Gazze'de çevreyi etkileyen kirleticilerin türü ve miktarı konusunda soru işaretleri olduğuna dikkat çeken Andersen, Filistinlilerin savaşın yarattığı hasarın ve kirliliğin sonuçlarıyla yaşamak zorunda kaldığını belirtti.
BM: Gazze'de sadece insani kriz yok, “sefalet girdabı” var
“Gazze’de ekokırım yaşanıyor”
İngiltere merkezli Guardian gazetesinin haberine göre, Gazze’deki kirliliğin yüzde 99’u İsrail’in hava bombardımanları ve kara işgalinden kaynaklanıyor.
Londra merkezli bağımsız bir araştırma grubu olan Forensic Architecture’ın araştırmasına dikkat çeken Guardian, kurumun, Gazze’de tarım arazilerinin ve altyapının tahrip edilmesini 'kasıtlı bir ekokırım eylemi' olarak nitelediğini belirtiyor.
İsrail’in hedef aldığı çiftlikler ve seraların, onlarca yıldır kuşatma altında olan Gazzeliler için yerel gıda üretiminin temelini oluşturduğunu belirten Forensic Architecture, “Bu sistematik tarımsal yıkımın etkileri, Gazze’de Filistinlilerin hayatta kalması için kritik kaynaklardan bilinçli olarak mahrum bırakılmasıyla daha da kötüleşiyor” diyor.
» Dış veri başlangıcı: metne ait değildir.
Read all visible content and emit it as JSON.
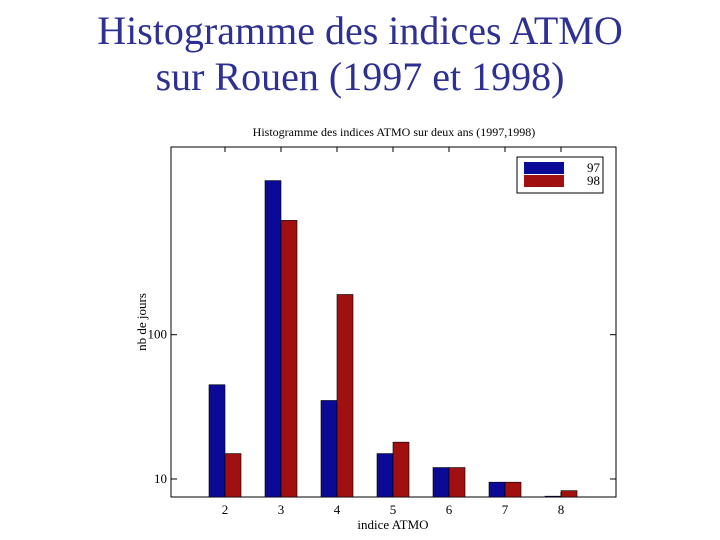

Filistin Sivil Çevre Örgütleri Ağı Koordinatörü Abeer Butmeh’e göre ise “İsrail işgali Gazze’deki tüm yaşamsal unsurlara ve tüm çevresel unsurlara tamamen zarar verdi; tarımı ve yaban hayatını tamamen yok etti. Olan şey kesinlikle ekokırımdır. Bu Gazze’deki çevreye uzun vadede, sadece kısa vadede değil, zarar veriyor.”
Gazze’deki yıkımın boyutu ve uzun vadeli etkileri, bunun potansiyel bir savaş suçu olarak soruşturulması, çevreye kasıtlı zarar vermeyi içeren ‘ekokırım’ olarak sınıflandırılması çağrılarına yol açtı. Bu terim uluslararası hukukta henüz resmi olarak tanınmasa da, İsrail’in Gazze saldırılarının çevresel etkilerini tanımlamak için kullanılıyor.